Controlling resource consumption by meting out work items
At the PDC, one person came to talk to me for advice on a resource management problem they were having. To simplify, their system generated dozens of work items, each of which required significant resource consumption. For the sake of illustration, let’s say that each of the work items was a single-threaded computationally-intensive operation that required 180MB of memory. The target machine was, say, a quad-processor machine with 1GB of RAM. (This was a standalone system, so it could assume that no other programs were running on the computer.)
Their first design involved creating a thread for each work item and letting them all fight it out for resources. This didn’t work out so great because all of the work items would be fighting over the four CPUs and requiring several times the available system memory, resulting in thrashing both the scheduler (more runnable threads than CPUs) as well as the memory manager (working set larger than available memory). The result was horrible.
The second design was to serialize the work items. Run one work item, then when it completes, run the next work item, and so on until all the work items were complete. This ran much better because only one work item was active at a time, so it could monopolize the CPU and memory without interference from other work items. However, this didn’t scale because the performance of the program didn’t improve after adding processors or memory. Since only one work item ran at a time, all of the extra CPUs and memory simply sat idle.
The solution to this problem is to make sure you maximize one of the limiting resources. Here, we have two limiting resources, CPU and memory. Since each work item required an entire CPU, running more work items simultaneously than available CPUs would result in scheduler thrashing, so the first cap on the number of work items was determined by the number of CPUs. Next, since each work item required 180MB of memory, you could run five of them in a 1GB machine before you started thrashing the memory manager. Therefore, this work item list will saturate the CPUs first, at four work items.
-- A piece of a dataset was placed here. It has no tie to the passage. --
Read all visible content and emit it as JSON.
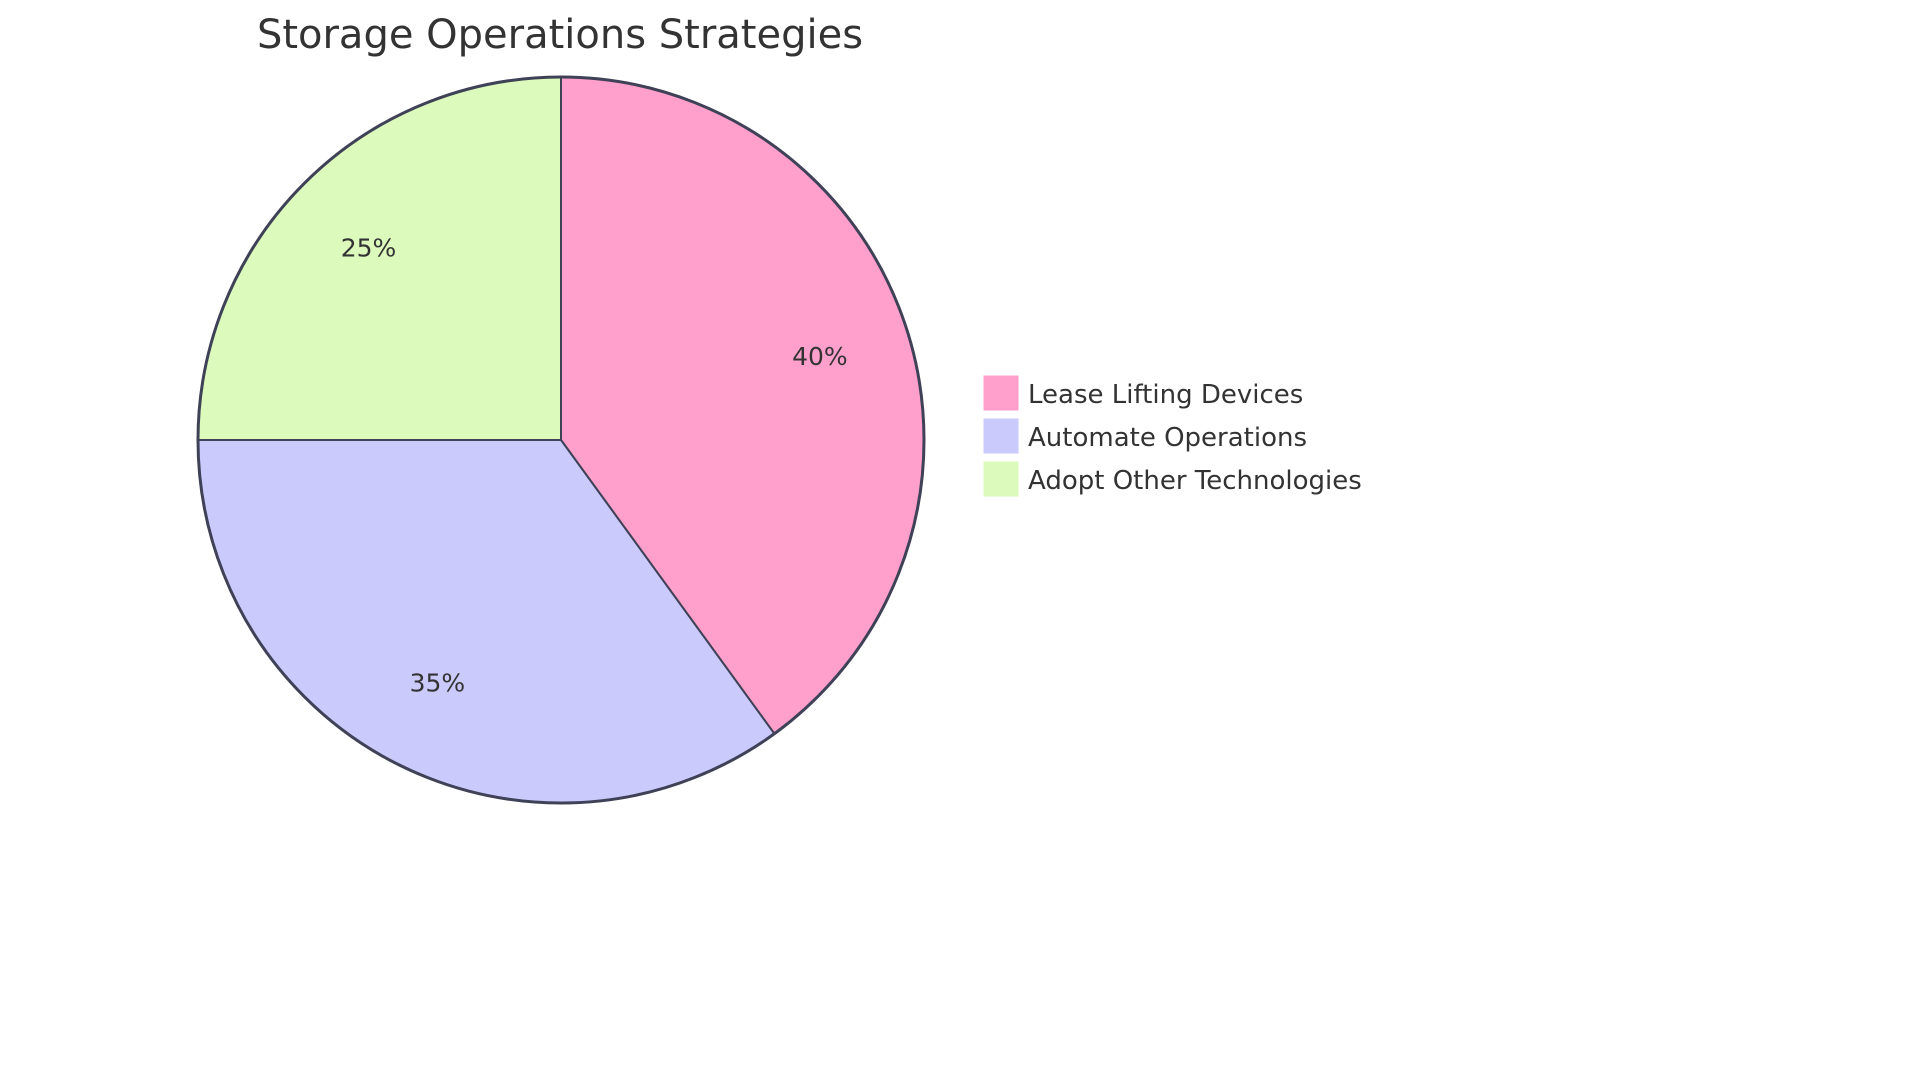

Once you figure out how many work items you can run at once, it’s a simple matter of running only that many. A master scheduler thread maintained a list of work to be done and fired off the first four, then waited for them to complete, using the
WaitForMultipleObjects function and passing
bWaitAll = FALSE so that it was woken up as soon as any work item completed. (This was not a GUI application so it didn’t need to worry about pumping messages.) As soon as one of the work items completed, a new one was started. In this manner, there were always four work items in progress, taking maximum advantage of the resources available. (Because our preliminary mathematics showed that running five work items simultaneously would cause the scheduler to thrash.)
In real life, some of the work items were really child processes, and there were dependencies among the work items, but those complications could be accomodated in the basic design.